La vida sigue, si. Pero es sábado por la mañana y tengo que adaptar mi estado anímico y físico al horario del fútbol de mi marido de por la tarde, que como es a las tres, pues hay que empezar prácticamente después de desayunar a hacer la comida ya que si no no da tiempo. Conclusión, el futbolista se ha comido un sándwich con una cerveza porque las miniquiches estaban en el horno y les quedaban 5 minutos. El caballerete de 5 años ha dicho que se le ha quitado el hambre y yo estaba tan hasta las napias de todo que me ha dado lo mismo. Cuando he terminado de comer, he recogido los platos sin que él haya comido nada, le he puesto la fruta y eso es lo que ha comido. Y me da lo mismo. Ya no quiero sufrir más.

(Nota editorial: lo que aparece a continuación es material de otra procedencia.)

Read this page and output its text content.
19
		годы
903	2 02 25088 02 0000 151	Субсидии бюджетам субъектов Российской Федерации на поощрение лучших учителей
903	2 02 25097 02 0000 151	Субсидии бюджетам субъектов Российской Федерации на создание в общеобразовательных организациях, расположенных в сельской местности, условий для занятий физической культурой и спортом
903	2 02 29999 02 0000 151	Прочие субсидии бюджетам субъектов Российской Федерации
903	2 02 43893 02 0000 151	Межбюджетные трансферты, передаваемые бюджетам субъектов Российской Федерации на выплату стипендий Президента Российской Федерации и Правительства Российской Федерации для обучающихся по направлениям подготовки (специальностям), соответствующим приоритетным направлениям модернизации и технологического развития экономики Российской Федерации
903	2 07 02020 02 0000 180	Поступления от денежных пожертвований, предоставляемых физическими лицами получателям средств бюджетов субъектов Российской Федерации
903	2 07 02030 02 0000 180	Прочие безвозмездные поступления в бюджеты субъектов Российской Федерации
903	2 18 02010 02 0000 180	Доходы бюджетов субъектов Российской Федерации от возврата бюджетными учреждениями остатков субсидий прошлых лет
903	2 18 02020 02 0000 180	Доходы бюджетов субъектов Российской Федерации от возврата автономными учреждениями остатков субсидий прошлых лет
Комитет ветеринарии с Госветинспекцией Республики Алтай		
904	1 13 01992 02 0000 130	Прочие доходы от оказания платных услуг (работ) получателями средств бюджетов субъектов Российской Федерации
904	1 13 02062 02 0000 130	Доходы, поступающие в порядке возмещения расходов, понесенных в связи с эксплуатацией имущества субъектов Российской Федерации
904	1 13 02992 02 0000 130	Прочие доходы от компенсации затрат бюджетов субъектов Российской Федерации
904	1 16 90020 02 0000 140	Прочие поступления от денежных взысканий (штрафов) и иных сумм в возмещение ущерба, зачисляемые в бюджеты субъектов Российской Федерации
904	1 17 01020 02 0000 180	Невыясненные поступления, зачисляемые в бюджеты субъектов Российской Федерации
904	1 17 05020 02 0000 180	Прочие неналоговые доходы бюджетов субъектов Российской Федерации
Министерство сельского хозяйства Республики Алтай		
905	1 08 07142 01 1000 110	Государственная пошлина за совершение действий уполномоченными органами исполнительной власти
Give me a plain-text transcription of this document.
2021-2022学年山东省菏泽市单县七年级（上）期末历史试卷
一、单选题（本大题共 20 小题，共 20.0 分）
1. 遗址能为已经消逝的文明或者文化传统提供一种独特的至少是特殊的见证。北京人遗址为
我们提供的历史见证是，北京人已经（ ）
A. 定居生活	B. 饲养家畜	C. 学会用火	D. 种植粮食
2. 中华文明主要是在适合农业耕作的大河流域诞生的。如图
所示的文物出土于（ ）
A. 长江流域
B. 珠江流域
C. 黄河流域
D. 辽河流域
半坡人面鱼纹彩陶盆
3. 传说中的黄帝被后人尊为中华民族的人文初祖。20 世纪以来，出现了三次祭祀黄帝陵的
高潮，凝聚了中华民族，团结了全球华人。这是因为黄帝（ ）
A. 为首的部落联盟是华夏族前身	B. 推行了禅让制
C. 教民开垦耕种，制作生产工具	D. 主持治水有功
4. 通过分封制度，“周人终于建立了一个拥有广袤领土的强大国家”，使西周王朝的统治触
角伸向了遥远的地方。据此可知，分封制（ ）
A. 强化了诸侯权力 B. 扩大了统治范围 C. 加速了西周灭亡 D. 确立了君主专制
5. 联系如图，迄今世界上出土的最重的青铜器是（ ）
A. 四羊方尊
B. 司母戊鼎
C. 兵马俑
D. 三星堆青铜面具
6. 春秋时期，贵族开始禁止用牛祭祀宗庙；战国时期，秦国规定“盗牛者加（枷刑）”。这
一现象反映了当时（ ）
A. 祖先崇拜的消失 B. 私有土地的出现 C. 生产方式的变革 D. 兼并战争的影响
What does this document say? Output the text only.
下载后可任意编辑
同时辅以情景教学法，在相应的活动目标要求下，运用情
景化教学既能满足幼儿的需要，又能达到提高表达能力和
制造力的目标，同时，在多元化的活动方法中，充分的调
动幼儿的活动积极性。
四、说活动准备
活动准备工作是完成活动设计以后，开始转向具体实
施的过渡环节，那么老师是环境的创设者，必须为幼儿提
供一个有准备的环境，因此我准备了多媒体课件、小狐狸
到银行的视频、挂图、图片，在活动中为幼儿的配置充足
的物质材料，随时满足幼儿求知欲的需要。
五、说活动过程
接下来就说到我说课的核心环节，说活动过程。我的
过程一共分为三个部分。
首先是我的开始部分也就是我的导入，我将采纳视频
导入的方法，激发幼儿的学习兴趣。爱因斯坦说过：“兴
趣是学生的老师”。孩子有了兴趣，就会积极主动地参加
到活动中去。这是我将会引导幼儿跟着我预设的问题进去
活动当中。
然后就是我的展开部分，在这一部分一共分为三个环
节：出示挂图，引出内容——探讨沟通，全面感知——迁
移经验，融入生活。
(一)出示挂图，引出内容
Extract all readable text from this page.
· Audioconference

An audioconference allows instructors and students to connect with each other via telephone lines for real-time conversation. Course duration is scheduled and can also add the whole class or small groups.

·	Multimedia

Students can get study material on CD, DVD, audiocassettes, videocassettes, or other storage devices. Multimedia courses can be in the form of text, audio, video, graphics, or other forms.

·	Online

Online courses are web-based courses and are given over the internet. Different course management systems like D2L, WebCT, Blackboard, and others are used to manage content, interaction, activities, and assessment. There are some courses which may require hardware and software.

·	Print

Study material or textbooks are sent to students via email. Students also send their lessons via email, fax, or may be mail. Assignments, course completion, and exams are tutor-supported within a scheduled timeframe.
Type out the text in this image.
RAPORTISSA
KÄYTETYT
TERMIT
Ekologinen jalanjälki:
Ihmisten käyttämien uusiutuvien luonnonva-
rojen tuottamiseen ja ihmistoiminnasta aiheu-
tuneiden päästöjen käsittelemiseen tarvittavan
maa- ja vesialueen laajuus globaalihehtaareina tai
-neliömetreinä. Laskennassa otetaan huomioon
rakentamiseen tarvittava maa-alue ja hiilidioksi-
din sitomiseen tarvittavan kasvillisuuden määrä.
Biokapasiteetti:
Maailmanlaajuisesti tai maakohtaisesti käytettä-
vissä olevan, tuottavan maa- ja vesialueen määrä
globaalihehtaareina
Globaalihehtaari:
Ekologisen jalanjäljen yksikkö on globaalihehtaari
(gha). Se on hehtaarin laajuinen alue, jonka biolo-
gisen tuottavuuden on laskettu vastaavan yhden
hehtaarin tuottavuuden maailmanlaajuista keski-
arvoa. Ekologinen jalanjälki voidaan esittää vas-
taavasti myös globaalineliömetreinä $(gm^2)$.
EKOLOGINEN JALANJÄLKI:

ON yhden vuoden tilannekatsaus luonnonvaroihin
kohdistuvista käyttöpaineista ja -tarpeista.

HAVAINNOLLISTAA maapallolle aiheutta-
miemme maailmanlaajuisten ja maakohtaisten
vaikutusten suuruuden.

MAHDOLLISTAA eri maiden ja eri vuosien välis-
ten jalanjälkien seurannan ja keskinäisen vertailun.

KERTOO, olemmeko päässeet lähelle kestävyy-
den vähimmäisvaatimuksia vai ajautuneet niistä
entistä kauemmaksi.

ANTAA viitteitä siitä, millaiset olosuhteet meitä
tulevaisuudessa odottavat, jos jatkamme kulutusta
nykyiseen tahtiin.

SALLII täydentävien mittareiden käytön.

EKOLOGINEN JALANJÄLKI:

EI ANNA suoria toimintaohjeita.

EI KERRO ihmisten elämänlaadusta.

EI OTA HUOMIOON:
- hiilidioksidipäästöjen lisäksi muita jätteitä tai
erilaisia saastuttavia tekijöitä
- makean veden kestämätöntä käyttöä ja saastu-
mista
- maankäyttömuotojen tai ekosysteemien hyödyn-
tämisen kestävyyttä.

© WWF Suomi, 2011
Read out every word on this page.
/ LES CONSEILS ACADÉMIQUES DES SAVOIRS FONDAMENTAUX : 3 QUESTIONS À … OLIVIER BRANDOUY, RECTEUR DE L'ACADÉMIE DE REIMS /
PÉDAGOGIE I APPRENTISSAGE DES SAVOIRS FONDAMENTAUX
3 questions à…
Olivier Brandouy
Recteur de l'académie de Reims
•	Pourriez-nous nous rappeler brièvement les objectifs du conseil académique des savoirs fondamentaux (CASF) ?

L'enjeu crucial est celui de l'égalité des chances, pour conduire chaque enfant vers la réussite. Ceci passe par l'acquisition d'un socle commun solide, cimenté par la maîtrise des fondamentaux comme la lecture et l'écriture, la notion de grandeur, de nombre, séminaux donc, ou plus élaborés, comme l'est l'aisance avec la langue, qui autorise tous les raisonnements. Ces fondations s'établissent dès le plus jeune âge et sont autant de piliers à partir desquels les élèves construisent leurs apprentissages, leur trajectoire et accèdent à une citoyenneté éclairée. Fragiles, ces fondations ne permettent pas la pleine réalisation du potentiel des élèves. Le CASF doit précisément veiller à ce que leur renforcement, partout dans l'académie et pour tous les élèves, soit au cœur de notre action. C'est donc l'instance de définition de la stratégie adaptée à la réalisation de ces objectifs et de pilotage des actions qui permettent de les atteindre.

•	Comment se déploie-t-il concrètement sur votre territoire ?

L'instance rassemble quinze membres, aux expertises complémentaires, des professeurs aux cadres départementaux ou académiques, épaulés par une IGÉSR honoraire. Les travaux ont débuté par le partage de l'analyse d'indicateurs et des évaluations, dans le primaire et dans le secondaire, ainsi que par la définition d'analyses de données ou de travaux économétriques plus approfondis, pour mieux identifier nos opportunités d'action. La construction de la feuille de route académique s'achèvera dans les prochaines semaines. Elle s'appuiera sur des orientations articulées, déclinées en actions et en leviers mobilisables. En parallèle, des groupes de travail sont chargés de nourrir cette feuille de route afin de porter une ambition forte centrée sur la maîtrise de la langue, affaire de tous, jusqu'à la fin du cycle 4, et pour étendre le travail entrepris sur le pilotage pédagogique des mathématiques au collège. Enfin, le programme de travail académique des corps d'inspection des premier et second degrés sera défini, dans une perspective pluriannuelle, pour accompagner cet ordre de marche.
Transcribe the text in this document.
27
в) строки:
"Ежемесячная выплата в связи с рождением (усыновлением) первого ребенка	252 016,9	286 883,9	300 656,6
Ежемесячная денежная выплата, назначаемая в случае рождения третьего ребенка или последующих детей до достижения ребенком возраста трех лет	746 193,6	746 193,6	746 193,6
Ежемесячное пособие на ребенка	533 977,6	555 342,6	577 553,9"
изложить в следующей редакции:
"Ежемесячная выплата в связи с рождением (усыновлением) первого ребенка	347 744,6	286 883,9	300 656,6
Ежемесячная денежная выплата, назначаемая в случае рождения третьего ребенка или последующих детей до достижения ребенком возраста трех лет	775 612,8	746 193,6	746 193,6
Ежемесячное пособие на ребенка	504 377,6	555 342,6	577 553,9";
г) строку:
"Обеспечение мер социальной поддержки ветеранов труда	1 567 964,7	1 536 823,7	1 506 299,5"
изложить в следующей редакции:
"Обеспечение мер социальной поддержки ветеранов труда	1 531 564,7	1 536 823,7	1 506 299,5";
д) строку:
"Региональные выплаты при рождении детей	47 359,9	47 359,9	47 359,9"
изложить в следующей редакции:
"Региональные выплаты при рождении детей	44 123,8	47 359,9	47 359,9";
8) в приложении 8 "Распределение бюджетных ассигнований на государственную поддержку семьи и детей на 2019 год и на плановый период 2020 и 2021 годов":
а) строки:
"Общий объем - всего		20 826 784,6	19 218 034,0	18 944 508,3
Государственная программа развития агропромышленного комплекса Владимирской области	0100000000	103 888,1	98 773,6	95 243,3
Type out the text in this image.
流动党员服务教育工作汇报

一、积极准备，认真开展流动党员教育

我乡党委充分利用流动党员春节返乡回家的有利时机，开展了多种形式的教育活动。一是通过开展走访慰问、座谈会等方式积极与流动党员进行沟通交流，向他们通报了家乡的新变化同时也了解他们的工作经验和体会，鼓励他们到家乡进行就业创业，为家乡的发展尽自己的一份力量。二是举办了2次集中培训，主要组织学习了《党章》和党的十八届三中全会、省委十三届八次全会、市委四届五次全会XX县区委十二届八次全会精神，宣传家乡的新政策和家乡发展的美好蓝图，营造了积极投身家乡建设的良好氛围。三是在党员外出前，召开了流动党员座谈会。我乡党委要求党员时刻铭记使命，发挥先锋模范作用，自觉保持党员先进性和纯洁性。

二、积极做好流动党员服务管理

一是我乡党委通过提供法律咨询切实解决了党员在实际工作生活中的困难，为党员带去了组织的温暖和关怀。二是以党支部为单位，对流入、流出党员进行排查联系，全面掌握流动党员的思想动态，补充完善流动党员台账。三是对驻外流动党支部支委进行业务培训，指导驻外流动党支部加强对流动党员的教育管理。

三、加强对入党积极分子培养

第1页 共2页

A mí me da igual el fútbol el sábado por la tarde, el trabajo, el colegio, la piscina, el teatro, el fútbol de entre semana. Yo también tengo mis actividades semanales, pero creo que no me olvido de que vivo en casa con otras dos personas. Los niños son niños y tienen un mundo paralelo al que es muy difícil acceder en ocasiones... pero los adultos somos distintos. Y yo espero a que haya un momento en el que no haya actividades u obligaciones para pasar un rato juntos aunque sea viendo un poco la tele. Tengo ese pequeño residuo romántico dentro de mi. Y cuando aún no han terminado los títulos de crédito de la serie, película o programa que vamos a ver, miro a mi lado y me encuentro a una persona profundamente dormida se me ponen los nervios de punta (pero si está viendo algo que solo a él le gusta no pasa). 

Los humanos somos tan imbéciles que preferimos estar al lado de los nuestros en los momentos difíciles que disfrutar de los momentos buenos, momentos que simplemente dejamos pasar sin pana ni gloria.

FELIZ AÑO NUEVO

Ha comenzado 2013, y no lo ha hecho mal. Lacasitos en lugar de uvas, ya que como hace no mucho una naranja me hizo dormir una noche en el hospital, decidí no arriesgarme a deglutir sin masticar unas frutas que además no me gustan nada.

Tampoco he cumplido con el resto de la tradición, es decir, ver el final del concierto de Año Nuevo y el principio de los saltos de esquí. Pero brindamos con un buen cava en la compañía de Conchi, una vecina y amiga a partir de un encuentro en la cabalgata de Reyes de Paterna del año pasado. Compañera de paseos matutinos, café y Coca Cola Zero, de risas y terapia emocional recíproca. Y mientras tanto, Gran Héctor y Héctor Chiquitín jugaban con camiones a nuestros pies... hasta que cogieron más confianza y aquello prometía convertirse en una noche de armarios revueltos.

El día 1 ha pasado sin pena ni gloria, lo que para mí es una pérdida de tiempo. Reconozco que eso en parte es debido a mis circustancias... pero por la otra parte es por falta de espontaneidad. Y lo que no ha cambiado en 2013 es la lucha por hacer los deberes... pero ¿conseguiré que eso cambie de lucha a responsabilidad y gusto por lo bien hecho?